Pat Benatar's Playlist

The four-time Grammy Award-winning singer lays out her musical inspirations.

June 18, 2010 — -- Pat Benatar has been rocking out since before it was a girl thing to do.

The four-time Grammy Award winning vocalist said she didn't want to be just a girl who sang in a band.

"I just wanted to be a rocker," she said.

While her contemporaries sang forlorn songs about their broken hearts and lost loves, her 1979 debut album, "In the Heat of the Night," featuring the song "Heartbreaker," with her signature powerful vocals, tough sexuality, and power chords, had her coming out looking like a badass.

"This song was about, 'Get over it. You hurt me. You're gonna pay. I'm not going to stand here. I'm not going to take it,'" she said. "I always say that I would play it if I have to come out in a walker. I'll be singing 'Heartbreaker' until I die."

Below are Benatar's top picks for some of the other songs she'll continue to play for years to come.

The Beatles: 'She Loves You'

Born Patricia Mae Andrzejewski in Brooklyn, Benatar and her family moved to Long Island when she was three years old.

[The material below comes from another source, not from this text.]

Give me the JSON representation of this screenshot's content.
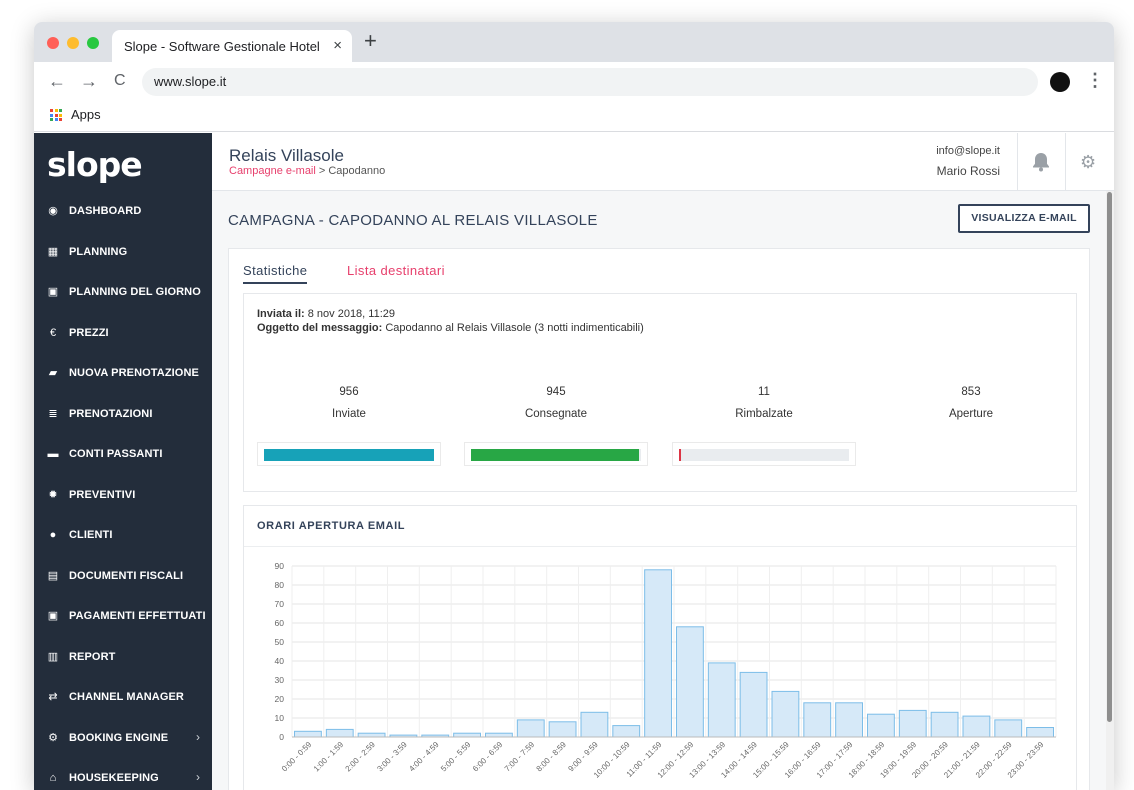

She became interested in theater and took voice lessons as a child, singing in school and church choirs whenever she could.

She vividly remembers begging her parents to let her watch "The Ed Sullivan Show" one evening, even though the family only had one television.

"I begged my parents, 'Please let me watch this, I want to watch this, the Beatles are going to be on,'" she recalled, saying that she was "going crazy," screaming and jumping as they played.

According to Benatar, "Every time they would go, 'She loves you, yeah yeah yeah ... with a love like that ... [I was] screaming my guts out, and my father would be like, 'Make her stop that.'

"So that was a huge moment in my life," she said, laughing.

Judy Garland: 'Somewhere Over the Rainbow'

Benatar said she adored Judy Garland and her style, particularly in "The Wizard of Oz." With the concept of renting movies still off in the future, she would have to wait an entire year to watch the film when it aired on TV.

"They usually played it on Thanksgiving in New York," she said. "You would wait and anticipate this all the time because you knew that on Thanksgiving Day ... you were going to get to watch it again."

Of Garland, she said, "I was just mesmerized by her. I loved her, and I loved that song."

The Clash: 'London Calling'

In the late 1970s, Benatar lived in New York.

Amid the cacophony of disco, for which she said she had little affection, she looked to bands like The Clash.

"I was happy to hear 'London Calling' 25 times a day," she said.

"I was really looking for that edgy kind of thing, so that was the perfect genre right there in music," she said, adding that she appreciated "anything that didn't have to do with that roller skating, disco music kind of a thing."

Lady Gaga: 'Paparazzi'

"The minute I heard Lady Gaga, I knew," Benatar said of the American recording artist.

Benatar said that she especially admires how Lady Gaga is infusing a sense of joy and fun into her music and performances.

"'Paparazzi' -- it's great. I love it," she said. "I love all that pouting she does. She sounds like Betty Boop on there."

Benatar thinks peoples' lives can be difficult and that music should be used to lighten things up.

"You get the opportunity to have the gift," she said. "You should be sharing that and making people's lives better."

Frank Sinatra: 'Come Fly With Me'

Benatar said she's a big fan of Sinatra-era tunes, as well, and had the pleasure of meeting the singer/actor at a club in the late 1970s.

Sinatra was leaving when he noticed Benatar standing with her manager, Ricky Newman, and asked about her.

"Newman says, 'Oh this is Pat Benatar. She's a new singer and she's really great. You're going to be hearing about her,'" she recalled.

She said that Sinatra pinched her cheek.

"'[He said], 'Who couldn't love this little doll face?'" she said, marveling on how surreal the experience was for her. "His eyes were exactly like they say -- they were so blue. And I was looking at him thinking, 'Oh my God, I'm looking at Frank Sinatra.'"

From 'South Pacific': 'Some Enchanted Evening'

Benatar admitted that show tunes are a guilty pleasure for her because they provide a reprieve from all of the pop music that permeates her life and career. She added that a longtime love for theater doesn't hurt either.

"That's why I love to play," she said. "The reason I still drag my butt out there for 10 to 12 weeks out of the year is because I absolutely love performance."

Benatar said that although she enjoys making records, she considers it self-indulgent. Where she really wants to be is onstage, performing for an audience.

"The whole point to me is this shared experience that happens between us," she said. "It's very seductive.

"It's the reason I started doing it," she said, "and it's the reason I continue to do it."